On the visualization page under Controls, select the taxonomic groups to be displayed in the heat map, shuttle them using the arrow button, and reorder if desired. By default, the heat map visualization displays the species'common name, the overall susceptibility predictions, and the match status of each amino acid residue. Options for manipulating heat map settings are in the expandable menus under the Control heading.
Under Report Options, a simple or a full report can be selected, and the displayed species can be toggled between common or scientific names. Under Optional Selections, subsets of species, such as ortholog candidates, threatened species, endangered species, and common model organisms, can be selected and highlighted in the heat map. Under Heat Map Settings, the information displayed on the heat map can be customized, by unchecking and checking boxes.
Susceptibility predictions and susceptibility text can be removed, and amino acid alignments and amino acid information can be removed. To save the heat map visualization, click Download Heatmap and choose the desired file type. SeqAPASS features a decision summary report, that allows users to quickly evaluate susceptibility predictions across levels and species simultaneously.
Clicking Push Level to DS Report from the Results or Data Visualization Pages will transfer the data to the DS Report tab, where all levels of analyses can be combined and displayed. The results of the level one analysis for the mu opioid receptor show a susceptibility cutoff of 55%with percent similarities for mammals, birds, reptiles, amphibians, and most fish species falling above this cutoff, and receiving a susceptibility prediction of Yes. Those boxes completely below the cutoff receive a susceptibility prediction of a no.

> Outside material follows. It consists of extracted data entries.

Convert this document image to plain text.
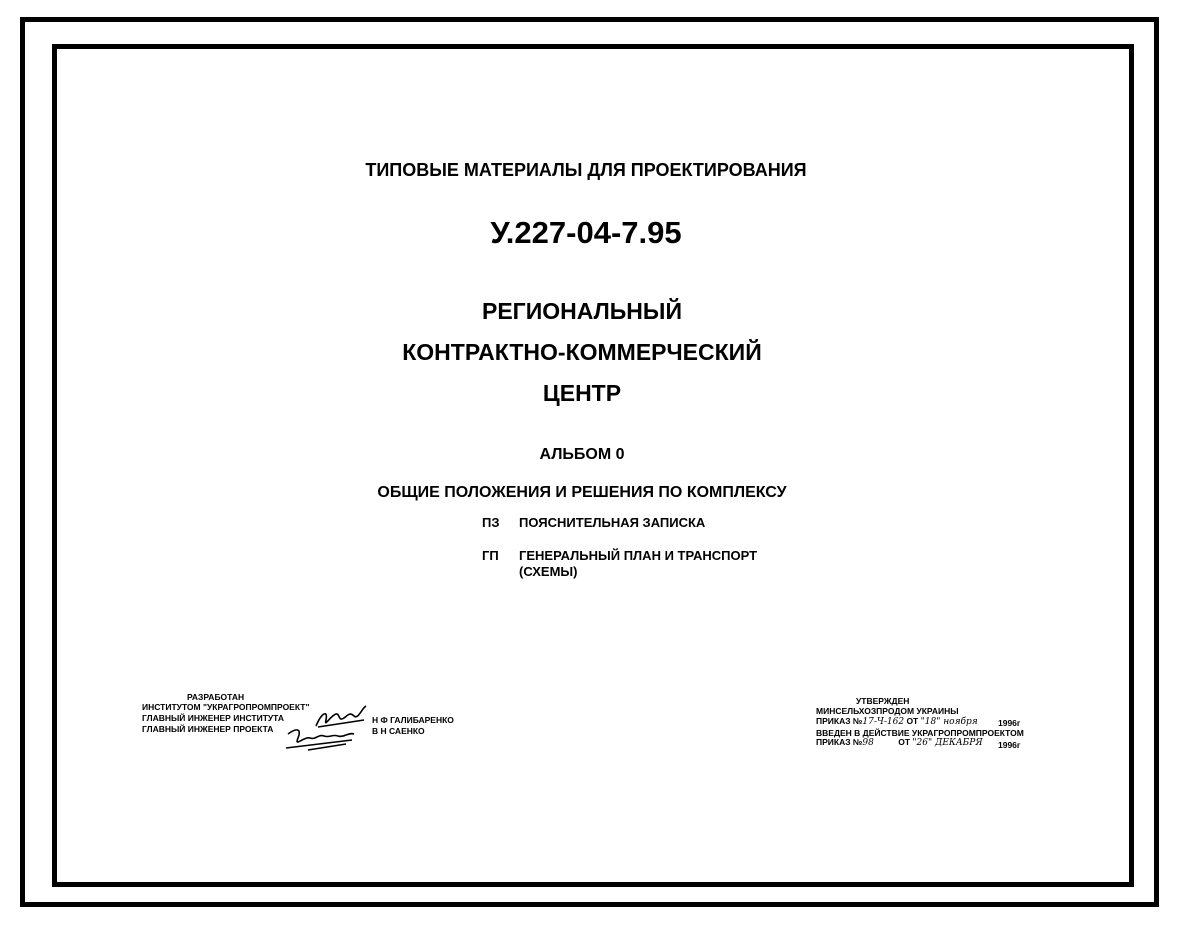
ТИПОВЫЕ МАТЕРИАЛЫ ДЛЯ ПРОЕКТИРОВАНИЯ
У.227-04-7.95
РЕГИОНАЛЬНЫЙ
КОНТРАКТНО-КОММЕРЧЕСКИЙ
ЦЕНТР
АЛЬБОМ 0
ОБЩИЕ ПОЛОЖЕНИЯ И РЕШЕНИЯ ПО КОМПЛЕКСУ
ПЗ ПОЯСНИТЕЛЬНАЯ ЗАПИСКА
ГП ГЕНЕРАЛЬНЫЙ ПЛАН И ТРАНСПОРТ
(СХЕМЫ)
РАЗРАБОТАН
ИНСТИТУТОМ "УКРАГРОПРОМПРОЕКТ"
ГЛАВНЫЙ ИНЖЕНЕР ИНСТИТУТА
ГЛАВНЫЙ ИНЖЕНЕР ПРОЕКТА
Н Ф ГАЛИБАРЕНКО
В Н САЕНКО
УТВЕРЖДЕН
МИНСЕЛЬХОЗПРОДОМ УКРАИНЫ
ПРИКАЗ №17-Ч-162 ОТ "18" ноября 1996г
ВВЕДЕН В ДЕЙСТВИЕ УКРАГРОПРОМПРОЕКТОМ
ПРИКАЗ №98	ОТ "26" ДЕКАБРЯ 1996г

The level two analysis for the mu opioid functional domain identified a higher susceptibility cutoff of 88%similarity with mammals, birds, reptiles, amphibians, and most fish species above this cutoff, providing another line of evidence for conservation, or the mu opioid receptor across vertebrates. Within the level three analysis, all species assessed resulted in a susceptibility prediction of yes. As these amino acids are important in the binding of both strong mu opioid receptor agonists and strong antagonists, these data suggest that opioid compounds targeting human receptors may interact similarly with receptors across vertebrate species.
Level three of SeqAPASS is useful for hypothesis generation. Even if critical amino acid residues are not known for the protein of interest, the tool can be used to look across species and identify where conservation exists, or is less conserved. These hypotheses can then be tested with molecular biology techniques, such as site-directed mutagenesis studies.
The initial focus of SeqAPASS was on chemical targets. However, our research is expanding to explore primary metabolizing enzymes, transport proteins, as well as proteins involved in bioaccumulation.